Ed è proprio questa storicità uno degli argomenti contro il platonismo matematico: perché se è vero che la matematica non patisce i vincoli delle scienze sperimentali — che le sue teorie non smentiscono le precedenti ma le integrano, com’è successo per le geometrie non euclidee con le euclidee — il suo processo cumulativo è ugualmente sottoposto a spietati scarti di ipotesi e a congetture tormentate, come conferma la «possessione» patologica di tanti grandi matematici. E anche se Connes insiste nel distinguere l’immenso paesaggio matematico dai suoi esploratori (la Realtà matematica dagli strumenti che la decifrano), non bisogna dimenticare che quegli strumenti sono antropomorfici, vincolati alla categorie dell’immaginazione e della logica del cervello umano. Se così non fosse, l’adeguatezza descrittiva della matematica risulterebbe davvero «irragionevole».
Inoltre, indagare proprio le basi neurofisiologiche del «senso dei numeri» dissolve un altro equivoco: quello sulla glacialità anaffettiva della disciplina. Se è infatti innegabile che l’attività matematica coinvolga soprattutto aree corticali (in particolare la corteccia parietale inferiore), una simile specializzazione, come per tutte le funzioni cerebrali, va collocata in un contesto più plastico e distribuito. Lo vediamo bene nella creazione-scoperta del matematico: da un lato (esemplare il caso «proustiano» di Poincaré, che vede emergere d’improvviso la soluzione d’un problema al rientro da un’escursione geologica, dopo averlo lasciato in stand-by ) anche le intuizioni matematiche seguono un processo di incubazione-ruminazione, per lo più inconscio, in cui l’illuminazione irrompe come risonanza di elementi preesistenti. Dall’altro, l’illuminazione stessa scatena un’intensa gratificazione del cervello «limbico» (affettivo-emotivo), tanto da essere paragonata da diversi matematici all’estasi mistica.

Potente in quanto linguaggio universale e privo di ambiguità, la matematica non può però trascendere limiti e vincoli; quelli intrinseci al suo stesso linguaggio (ben descritti da Gödel) e quelli dei matematici che lo producono, così come la fisica, nelle misurazioni subatomiche, ha dovuto affrontare l’interferenza dell’osservatore.

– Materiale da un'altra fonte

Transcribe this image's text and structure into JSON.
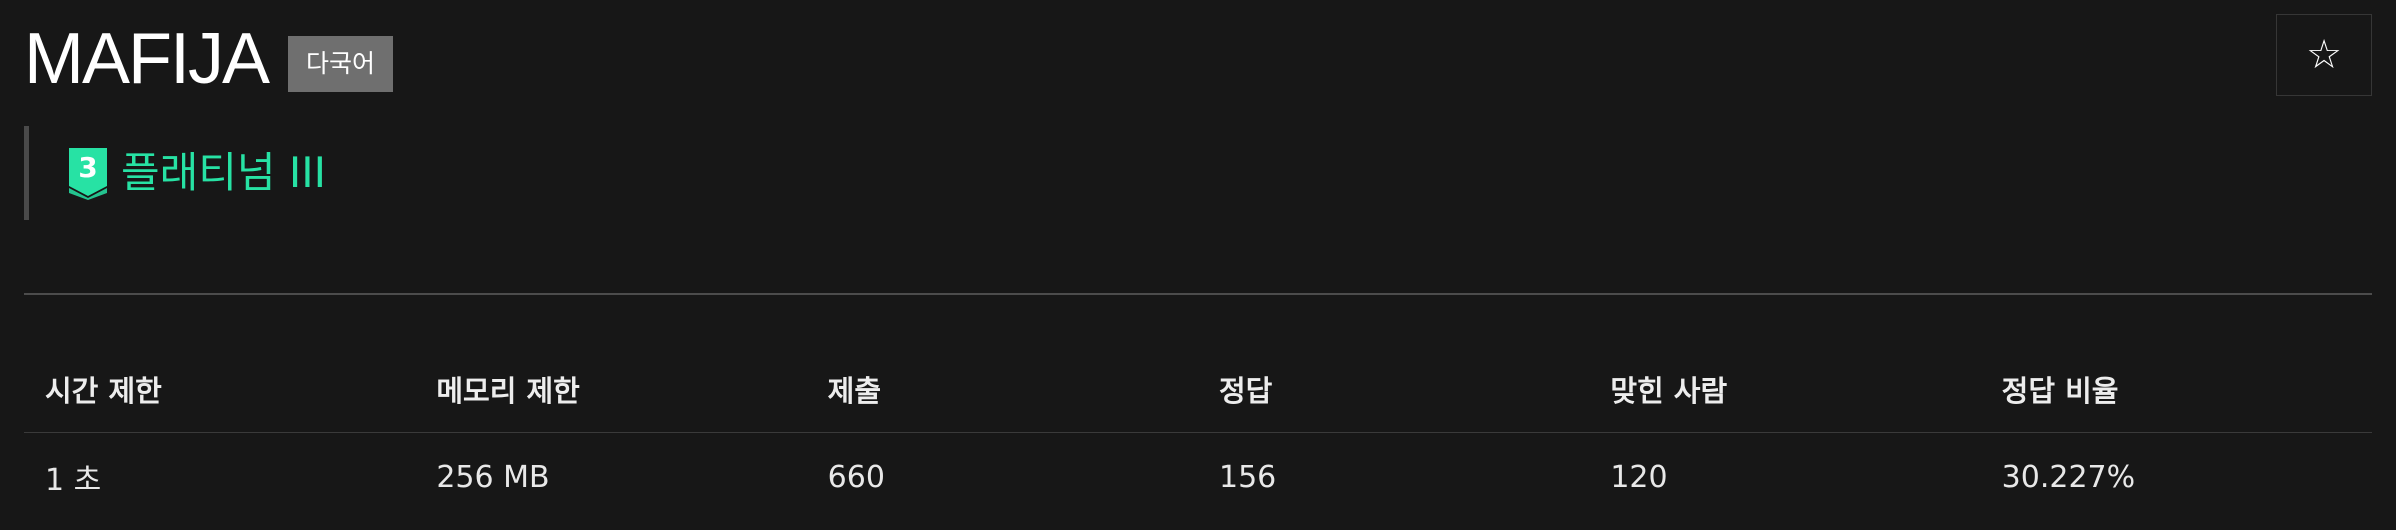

Non può cioè descrivere il mondo «dal punto di vista di Dio»: le sue complesse elaborazioni si adattano ma non coincidono con gli oggetti fisici: le traiettorie dei pianeti — ricorda Dehaene — non sono ellittiche, e la Terra non è perfettamente sferica. La realtà della materia conserva sempre un margine irriducibile di irregolarità, verso cui l’astrazione matematica è insieme approssimata e idealizzante, come un guanto elegante, ma — anche di poco — troppo stretto o troppo largo.
In quanto attività umana, la matematica può solo mediare tra le estensioni di materia «là fuori» (entità, proprietà e relazioni di un mondo senza etichette) e le elaborazioni che avvengono «là dentro», nella coscienza e soprattutto nell’inconscio della nostra materia cerebrale. In questo senso, e solo in questo senso, è lo strumento privilegiato che ci permette di essere «la misura di tutte le cose».